Nô, kabuki, bunraku, le cinéaste et son scénariste brassent ses différentes influences pour offrir aux acteurs une large palette d’interprétation. Le rythme qui conduit les dictions singulières trouve son origine dans le théâtre japonais, notamment dans les chants du nô ou du buto (théâtre contemporain). Les voix monocordes des acteurs contrebalancent le drame profond des situations et récusent une sur-dramatisation en préférant un lyrisme affable de la tragédie. On peut ricaner du décalage de la situation, or c’est là mal connaître le charme entier qui habite le théâtre japonais et par là même Hara-Kiri. Inspiré certes par le théâtre japonais, Kobayashi ne formule pas pour autant son film comme une pièce, il n’en conserve que la métrique.
Outre ces influences culturelles qui le parsèment nécessairement, le film opère une mutation de sa nature à deux reprises.
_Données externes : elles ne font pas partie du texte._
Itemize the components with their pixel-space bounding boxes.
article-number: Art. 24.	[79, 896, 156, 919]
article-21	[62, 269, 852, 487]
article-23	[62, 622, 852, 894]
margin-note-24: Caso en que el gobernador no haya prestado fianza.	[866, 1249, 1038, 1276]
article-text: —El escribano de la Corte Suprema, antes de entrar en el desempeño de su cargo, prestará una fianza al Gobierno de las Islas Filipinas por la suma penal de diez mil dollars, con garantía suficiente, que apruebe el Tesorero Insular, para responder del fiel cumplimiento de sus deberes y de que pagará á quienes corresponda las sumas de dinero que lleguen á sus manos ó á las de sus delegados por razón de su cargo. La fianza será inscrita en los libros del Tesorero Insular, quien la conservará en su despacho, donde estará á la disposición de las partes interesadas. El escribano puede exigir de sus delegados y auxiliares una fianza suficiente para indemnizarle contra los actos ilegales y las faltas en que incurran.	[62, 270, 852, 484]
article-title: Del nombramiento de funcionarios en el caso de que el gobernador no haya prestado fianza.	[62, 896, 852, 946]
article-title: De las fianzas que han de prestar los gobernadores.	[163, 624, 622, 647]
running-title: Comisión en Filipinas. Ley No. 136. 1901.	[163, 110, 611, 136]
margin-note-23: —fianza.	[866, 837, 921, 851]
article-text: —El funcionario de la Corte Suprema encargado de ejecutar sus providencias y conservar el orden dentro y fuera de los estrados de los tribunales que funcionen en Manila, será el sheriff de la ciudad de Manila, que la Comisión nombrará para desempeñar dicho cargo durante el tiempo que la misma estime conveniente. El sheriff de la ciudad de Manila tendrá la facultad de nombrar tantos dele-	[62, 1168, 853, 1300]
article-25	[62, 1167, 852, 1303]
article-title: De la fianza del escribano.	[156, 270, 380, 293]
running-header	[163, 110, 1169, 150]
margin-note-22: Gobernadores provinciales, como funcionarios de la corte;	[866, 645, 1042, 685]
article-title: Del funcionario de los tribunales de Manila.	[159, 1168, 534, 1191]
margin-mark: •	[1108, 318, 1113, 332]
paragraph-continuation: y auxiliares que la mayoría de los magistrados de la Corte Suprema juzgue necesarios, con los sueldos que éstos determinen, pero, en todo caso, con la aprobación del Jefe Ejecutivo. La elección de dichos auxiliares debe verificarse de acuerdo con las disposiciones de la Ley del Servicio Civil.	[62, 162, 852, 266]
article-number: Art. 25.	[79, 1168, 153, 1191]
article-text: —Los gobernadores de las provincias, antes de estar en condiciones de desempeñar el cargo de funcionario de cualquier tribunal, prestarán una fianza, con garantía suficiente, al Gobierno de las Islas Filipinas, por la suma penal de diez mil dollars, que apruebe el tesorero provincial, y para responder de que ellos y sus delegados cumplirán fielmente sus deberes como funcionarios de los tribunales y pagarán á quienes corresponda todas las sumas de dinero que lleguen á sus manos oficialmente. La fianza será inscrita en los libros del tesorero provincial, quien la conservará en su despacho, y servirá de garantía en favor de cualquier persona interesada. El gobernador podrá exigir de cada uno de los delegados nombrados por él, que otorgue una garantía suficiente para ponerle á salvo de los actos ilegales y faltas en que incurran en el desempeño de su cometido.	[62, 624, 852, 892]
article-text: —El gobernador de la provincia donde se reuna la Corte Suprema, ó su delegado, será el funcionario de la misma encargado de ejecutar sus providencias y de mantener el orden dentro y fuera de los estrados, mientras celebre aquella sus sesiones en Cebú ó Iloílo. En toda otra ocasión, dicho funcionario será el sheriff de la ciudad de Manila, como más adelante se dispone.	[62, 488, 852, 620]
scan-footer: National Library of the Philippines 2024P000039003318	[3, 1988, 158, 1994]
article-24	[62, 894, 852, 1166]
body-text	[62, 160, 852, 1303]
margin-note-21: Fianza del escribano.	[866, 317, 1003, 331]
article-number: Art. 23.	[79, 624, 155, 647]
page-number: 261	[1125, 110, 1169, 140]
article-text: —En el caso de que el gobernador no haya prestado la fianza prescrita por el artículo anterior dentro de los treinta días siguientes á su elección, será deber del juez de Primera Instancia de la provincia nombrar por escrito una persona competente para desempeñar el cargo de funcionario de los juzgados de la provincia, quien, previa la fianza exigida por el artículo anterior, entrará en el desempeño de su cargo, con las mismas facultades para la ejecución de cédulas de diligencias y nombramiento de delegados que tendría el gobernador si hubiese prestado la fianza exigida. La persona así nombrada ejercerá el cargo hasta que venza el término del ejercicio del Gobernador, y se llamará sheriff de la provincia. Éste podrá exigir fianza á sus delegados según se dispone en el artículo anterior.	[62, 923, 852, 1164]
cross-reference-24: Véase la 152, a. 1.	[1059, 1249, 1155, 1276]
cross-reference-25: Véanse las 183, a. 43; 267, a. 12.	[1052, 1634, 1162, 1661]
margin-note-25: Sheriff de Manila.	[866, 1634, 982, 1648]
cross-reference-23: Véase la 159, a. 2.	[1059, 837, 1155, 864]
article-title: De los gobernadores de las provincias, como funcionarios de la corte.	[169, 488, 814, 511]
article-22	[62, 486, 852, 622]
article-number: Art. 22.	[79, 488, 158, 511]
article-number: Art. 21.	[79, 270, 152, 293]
De prime abord film historique, Hara-Kiri affiche d’emblée sa toile de fond, celle d’un Japon en paix autant qu’en crise. L’archaïsme, du moins la sobriété, avec lequel semble s’accorder la forme du film renvoie le spectateur aux simplicités esthétiques de rigueur dans la période d’Edo (en témoignent les estampes du XVIIe). De cette première figure, le film se transforme, après trois bobines, en un mélodrame qui ne cesse de s’aggraver. L’usage parcimonieux de la musique, en plus de l’interprétation des acteurs, évite au film de tomber dans l’écueil du drame larmoyant. C’est un ton d’authenticité qui se dégage paradoxalement. Les codes artistiques en vigueur ne destinent pas le film au naturel, pourtant l’émotion semble ne pas être fabriqué et naît de façon sincère, grâce à une savante immixtion du récit, de la musique et des acteurs. Enfin, c’est un chambara (film de sabre). Les longs dialogues laissent place à des flash-backs mouvementés où ont lieu des combats au sabre impressionnants, notamment celui dans la plaine au gré du vent. L’ultime lutte, désespérée, inscrit profondément les combats de Hara-Kiri parmi les plus audacieux et les plus beaux du cinéma. Du film historique au chambara, Kobayashi visite avec la même constance, la même dynamique intérieure, trois genres chers au cinéma japonais.
Film de duel car fait d’oppositions permanentes, le quatorzième film de Masaki Kobayashi possède une charge esthétique autant qu’humaniste. Le drame qui intervient au cours de l’intrigue destine davantage l’œuvre au rang des tragédies. Cela d’autant plus que la virulence de certaines de ses scènes, notamment celle du hara-kiri, en contradiction avec la placidité des séquences persiste à faire du film un conflit entre la tradition (et sa rigidité) et la modernité (et son adaptabilité).